Neues von einem ewigen Geheimtipp. Von einer Band, die sich von Album zu Album steigert, sich immer wieder neu erfindet und doch nie die Aufmerksamkeit bekam, die ihr gebührt. Die Rede ist von Erdmöbel. Es dürfte wenige Bands in Deutschland geben, die so eigenständig "ihr Ding" durchziehen wie diese wunderbare Band aus Köln. Und dabei klingen sie nie gleich! War ihr letztes Album "Altes Gasthaus Love" noch Pop, der eine klare Richtung suchte, so haben Ekki Maas und Markus Berges diese auf "Für die nicht wissen wie" klar gefunden: Die 60er. Denen huldigen Erdmöbel in Form zweier Coverversionen von Burt Bacharachs "(They Long To Be) Close To You" und Henry Mancinis "Nothing To Lose". Allein schon die augenzwinkernde Übertragung dieser beiden Stücke ins Deutsche lohnt die Anschaffung dieser Scheibe. Aber auch sonst haben Erdmöbel gepflegte Lässigkeit am Start.

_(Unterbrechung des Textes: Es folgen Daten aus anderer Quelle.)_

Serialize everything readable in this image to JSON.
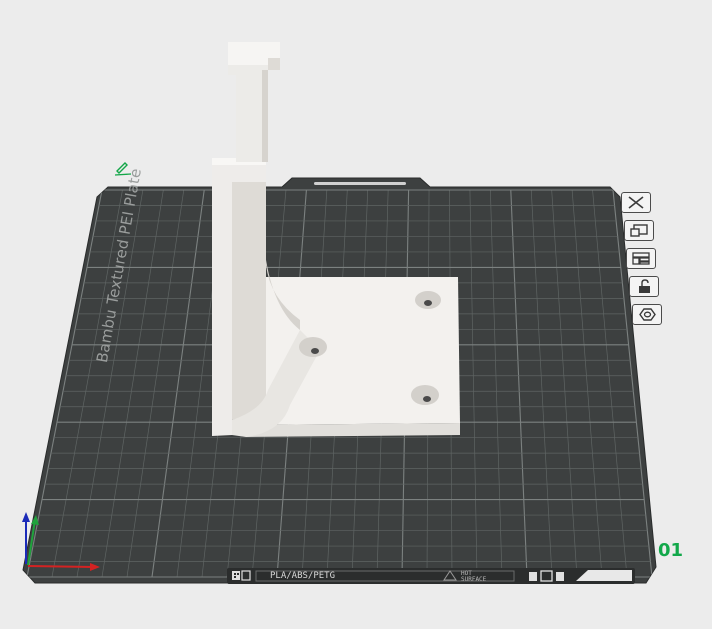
{
  "plate": {
    "name": "Bambu Textured PEI Plate",
    "number": "01"
  },
  "bed_strip": {
    "materials": "PLA/ABS/PETG",
    "warning_line1": "HOT",
    "warning_line2": "SURFACE"
  },
  "toolbar": {
    "icons": [
      "close-icon",
      "auto-orient-icon",
      "arrange-icon",
      "lock-icon",
      "settings-icon"
    ]
  },
  "colors": {
    "plate": "#3d4040",
    "grid": "#6b706f",
    "model": "#f5f3f0",
    "plate_number": "#12a84a",
    "axis_x": "#d42222",
    "axis_y": "#1fa33c",
    "axis_z": "#1b2bb8"
  }
}
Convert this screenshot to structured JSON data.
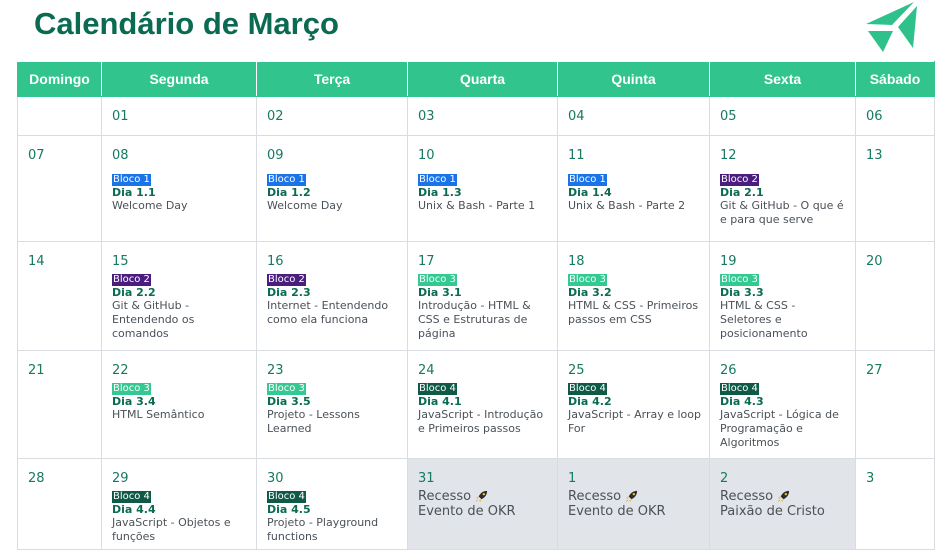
{
  "header": {
    "title": "Calendário de Março"
  },
  "weekdays": [
    "Domingo",
    "Segunda",
    "Terça",
    "Quarta",
    "Quinta",
    "Sexta",
    "Sábado"
  ],
  "weeks": [
    [
      {
        "num": ""
      },
      {
        "num": "01"
      },
      {
        "num": "02"
      },
      {
        "num": "03"
      },
      {
        "num": "04"
      },
      {
        "num": "05"
      },
      {
        "num": "06"
      }
    ],
    [
      {
        "num": "07"
      },
      {
        "num": "08",
        "bloco": "Bloco 1",
        "color": "blue",
        "dia": "Dia 1.1",
        "desc": "Welcome Day"
      },
      {
        "num": "09",
        "bloco": "Bloco 1",
        "color": "blue",
        "dia": "Dia 1.2",
        "desc": "Welcome Day"
      },
      {
        "num": "10",
        "bloco": "Bloco 1",
        "color": "blue",
        "dia": "Dia 1.3",
        "desc": "Unix & Bash - Parte 1"
      },
      {
        "num": "11",
        "bloco": "Bloco 1",
        "color": "blue",
        "dia": "Dia 1.4",
        "desc": "Unix & Bash - Parte 2"
      },
      {
        "num": "12",
        "bloco": "Bloco 2",
        "color": "purple",
        "dia": "Dia 2.1",
        "desc": "Git & GitHub - O que é e para que serve"
      },
      {
        "num": "13"
      }
    ],
    [
      {
        "num": "14"
      },
      {
        "num": "15",
        "bloco": "Bloco 2",
        "color": "purple",
        "dia": "Dia 2.2",
        "desc": "Git & GitHub - Entendendo os comandos"
      },
      {
        "num": "16",
        "bloco": "Bloco 2",
        "color": "purple",
        "dia": "Dia 2.3",
        "desc": "Internet - Entendendo como ela funciona"
      },
      {
        "num": "17",
        "bloco": "Bloco 3",
        "color": "green",
        "dia": "Dia 3.1",
        "desc": "Introdução - HTML & CSS e Estruturas de página"
      },
      {
        "num": "18",
        "bloco": "Bloco 3",
        "color": "green",
        "dia": "Dia 3.2",
        "desc": "HTML & CSS - Primeiros passos em CSS"
      },
      {
        "num": "19",
        "bloco": "Bloco 3",
        "color": "green",
        "dia": "Dia 3.3",
        "desc": "HTML & CSS - Seletores e posicionamento"
      },
      {
        "num": "20"
      }
    ],
    [
      {
        "num": "21"
      },
      {
        "num": "22",
        "bloco": "Bloco 3",
        "color": "green",
        "dia": "Dia 3.4",
        "desc": "HTML Semântico"
      },
      {
        "num": "23",
        "bloco": "Bloco 3",
        "color": "green",
        "dia": "Dia 3.5",
        "desc": "Projeto - Lessons Learned"
      },
      {
        "num": "24",
        "bloco": "Bloco 4",
        "color": "dark",
        "dia": "Dia 4.1",
        "desc": "JavaScript - Introdução e Primeiros passos"
      },
      {
        "num": "25",
        "bloco": "Bloco 4",
        "color": "dark",
        "dia": "Dia 4.2",
        "desc": "JavaScript - Array e loop For"
      },
      {
        "num": "26",
        "bloco": "Bloco 4",
        "color": "dark",
        "dia": "Dia 4.3",
        "desc": "JavaScript - Lógica de Programação e Algoritmos"
      },
      {
        "num": "27"
      }
    ],
    [
      {
        "num": "28"
      },
      {
        "num": "29",
        "bloco": "Bloco 4",
        "color": "dark",
        "dia": "Dia 4.4",
        "desc": "JavaScript - Objetos e funções"
      },
      {
        "num": "30",
        "bloco": "Bloco 4",
        "color": "dark",
        "dia": "Dia 4.5",
        "desc": "Projeto - Playground functions"
      },
      {
        "num": "31",
        "recesso": "Recesso",
        "evento": "Evento de OKR",
        "gray": true
      },
      {
        "num": "1",
        "recesso": "Recesso",
        "evento": "Evento de OKR",
        "gray": true
      },
      {
        "num": "2",
        "recesso": "Recesso",
        "evento": "Paixão de Cristo",
        "gray": true
      },
      {
        "num": "3"
      }
    ]
  ],
  "colors": {
    "header_bg": "#31c48d",
    "title": "#0b6b52",
    "blue": "#1a73e8",
    "purple": "#4a1d7e",
    "green": "#34c892",
    "dark": "#0e5a47",
    "gray_cell": "#e1e4e9"
  },
  "icons": {
    "logo": "trybe-logo-icon",
    "rocket": "rocket-icon"
  }
}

Erdmöbel erzählen kleine Geschichten von den Dingen dazwischen, von Russischbrot, Eidechsen und dem schwerelosen Leben eines Au-Pair-Girls. Dabei gelingen den Jungs Bilder von trauriger Schönheit. In "Ich wollte, die Welt ginge immer bergab" heißt es:"...uns trägt der Luftkurort Davos und Polens Lohnniveau wie unsere Schlitten sind wir beide made in Anderswo." Musikalisch aufwendig, doch nie zu dick aufgetragen kommen die Stücke daher, Klavier, Posaune und das seltsam leichte Schlagzeugspiel kreieren etwas wirklich Eigenes, trotz aller Zitate. Erdmöbels Welt geht mit diesem großartigen Album sicherlich nicht bergab. Im Gegenteil. Begeisterung ist angesagt. Wenn es fair zuginge, demnächst in größeren Clubs.